La rueca o el telar son armas de mujer, el instrumento en que tañer su música sombría, la tabla muda de la salvación en el piélago monstruoso; el varón, abstraído por el enfático fragor del lógos y la guerra, las desdeña. Sólo el cobarde aspira a hilar, el temeroso. Sólo el poeta –que en latín encubre sexo de mujer, como mujer era por fuerza la vate visionaria.
El poema se transforma en una malla, en una trampa, en una piedra aleve que a su vez –los griegos lo sabían– es un escándalo. A Heracles le alcanzó el escándalo de su tropiezo, su obstáculo nel mezzo del cammin, al entregarse a la rueca de Ónfale, a su labor de hilo femíneo, al desordenado poema de sus sábanas calientes y bordadas. La hermosa reina lidia le arrebató la maza y la piel del león nemeo y a cambio le entregó la poesía, la facultad de decir en el mutismo turbio de los gineceos. La sabiduría brota a menudo desde el miedo, o de la humillación; el filósofo es un hombre que vive en el terror, una mujer disfrazada y temblorosa.

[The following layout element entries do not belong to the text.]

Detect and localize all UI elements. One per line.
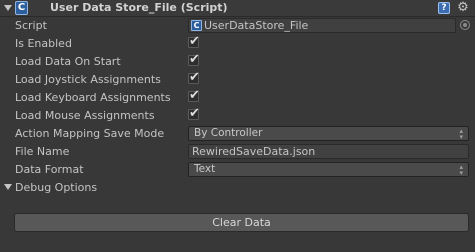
component-header[interactable]: C User Data Store_File (Script) ? ⚙ [0, 0, 475, 17]
data-format-label: Data Format [15, 163, 84, 176]
is-enabled-label: Is Enabled [15, 37, 72, 50]
is-enabled-checkbox[interactable]: ✔ [188, 34, 200, 49]
load-data-on-start-checkbox[interactable]: ✔ [188, 52, 200, 67]
file-name-label: File Name [15, 145, 70, 158]
file-name-row: File Name RewiredSaveData.json [0, 143, 475, 160]
data-format-dropdown[interactable]: Text ▴ ▾ [188, 162, 469, 177]
data-format-row: Data Format Text ▴ ▾ [0, 161, 475, 178]
is-enabled-row: Is Enabled ✔ [0, 34, 475, 52]
checkmark-icon: ✔ [189, 70, 200, 85]
load-keyboard-checkbox[interactable]: ✔ [188, 88, 200, 103]
load-joystick-checkbox[interactable]: ✔ [188, 70, 200, 85]
load-joystick-label: Load Joystick Assignments [15, 73, 161, 86]
action-mapping-save-mode-dropdown[interactable]: By Controller ▴ ▾ [188, 126, 469, 141]
dropdown-arrows-icon: ▴ ▾ [459, 127, 463, 141]
checkmark-icon: ✔ [189, 34, 200, 49]
help-icon[interactable]: ? [438, 2, 450, 14]
debug-options-label: Debug Options [15, 181, 98, 194]
inspector-component-panel: C User Data Store_File (Script) ? ⚙ Scri… [0, 0, 475, 252]
file-name-value: RewiredSaveData.json [192, 145, 316, 158]
checkmark-icon: ✔ [189, 106, 200, 121]
load-joystick-row: Load Joystick Assignments ✔ [0, 70, 475, 88]
dropdown-arrows-icon: ▴ ▾ [459, 163, 463, 177]
clear-data-button[interactable]: Clear Data [14, 213, 469, 232]
component-title: User Data Store_File (Script) [50, 1, 228, 14]
csharp-script-icon: C [15, 1, 28, 15]
script-label: Script [15, 19, 47, 32]
load-mouse-checkbox[interactable]: ✔ [188, 106, 200, 121]
action-mapping-save-mode-row: Action Mapping Save Mode By Controller ▴… [0, 125, 475, 142]
load-data-on-start-label: Load Data On Start [15, 55, 121, 68]
script-row: Script C UserDataStore_File [0, 17, 475, 34]
object-picker-icon[interactable] [460, 20, 470, 30]
debug-options-foldout[interactable]: Debug Options [0, 179, 475, 196]
action-mapping-save-mode-label: Action Mapping Save Mode [15, 127, 165, 140]
load-data-on-start-row: Load Data On Start ✔ [0, 52, 475, 70]
csharp-script-small-icon: C [191, 20, 202, 31]
checkmark-icon: ✔ [189, 88, 200, 103]
file-name-input[interactable]: RewiredSaveData.json [188, 144, 469, 159]
dropdown-value: By Controller [194, 127, 263, 139]
foldout-arrow-icon[interactable] [4, 5, 12, 11]
dropdown-value: Text [194, 163, 216, 175]
load-keyboard-row: Load Keyboard Assignments ✔ [0, 88, 475, 106]
load-mouse-label: Load Mouse Assignments [15, 109, 155, 122]
load-keyboard-label: Load Keyboard Assignments [15, 91, 171, 104]
load-mouse-row: Load Mouse Assignments ✔ [0, 106, 475, 124]
script-object-field[interactable]: C UserDataStore_File [188, 18, 456, 33]
checkmark-icon: ✔ [189, 52, 200, 67]
foldout-arrow-icon[interactable] [4, 184, 12, 190]
gear-icon[interactable]: ⚙ [455, 0, 471, 16]
script-value: UserDataStore_File [204, 19, 309, 32]
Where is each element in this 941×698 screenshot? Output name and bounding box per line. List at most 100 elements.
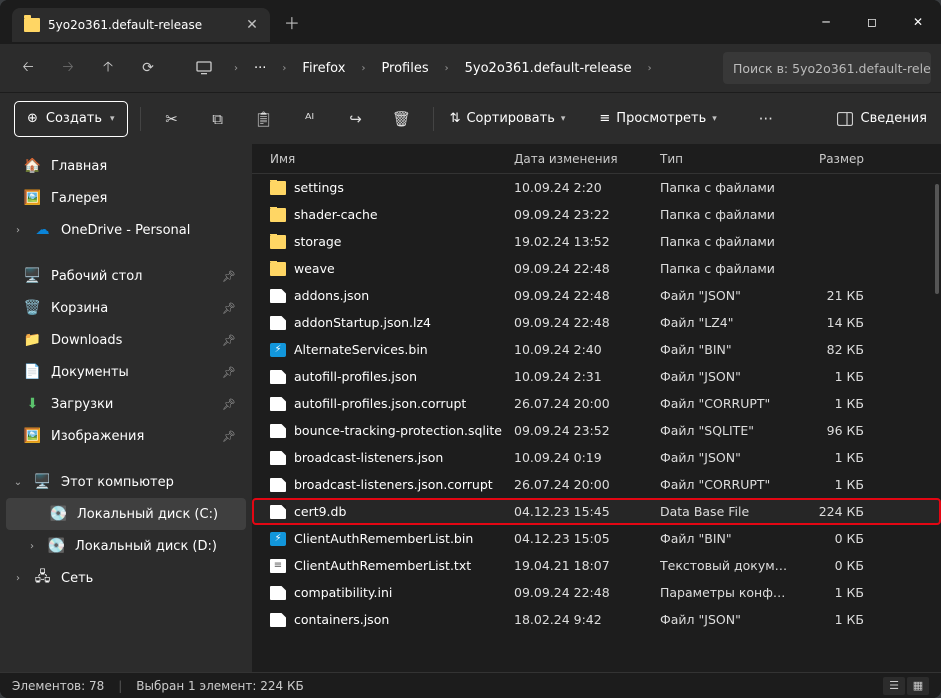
sidebar-desktop[interactable]: 🖥️Рабочий стол📌︎	[6, 260, 246, 292]
folder-icon	[24, 18, 40, 32]
cut-button[interactable]: ✂	[153, 101, 191, 137]
sidebar-disk-c[interactable]: 💽Локальный диск (C:)	[6, 498, 246, 530]
file-row[interactable]: ClientAuthRememberList.txt19.04.21 18:07…	[252, 552, 941, 579]
details-button[interactable]: Сведения	[837, 111, 928, 126]
sidebar-thispc[interactable]: ⌄🖥️Этот компьютер	[6, 466, 246, 498]
file-date: 10.09.24 2:20	[514, 180, 660, 195]
maximize-button[interactable]: ◻	[849, 0, 895, 44]
forward-button: 🡢	[50, 50, 86, 86]
breadcrumb-firefox[interactable]: Firefox	[298, 57, 349, 80]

El discurso, pues, es hilo, y el hilo es fuego lógico arrebatado a los dioses que confían. El lenguaje arde en la rueca y así expugna el laberinto del rey Minos con su ovillo iluminado o quiebra el toque de queda del verbo viril empapelando el gineceo, sus celdas, con consignas encendidas que instan a la rebelión. Scherezade se subleva en el oriente y teje historias; Clitemnestra se subleva en occidente y teje alfombras. Ambas coquetean con madejas sustraídas a la muerte, ambas –ellas son dos, ellas son todas las mujeres– saben que el silencio es el precio puesto a sus palabras. Ambas son arañas y asesinas en potencia. Tal vez poetas. Su verbo es una sierpe, daga letal, un rayo breve. Littera victrix.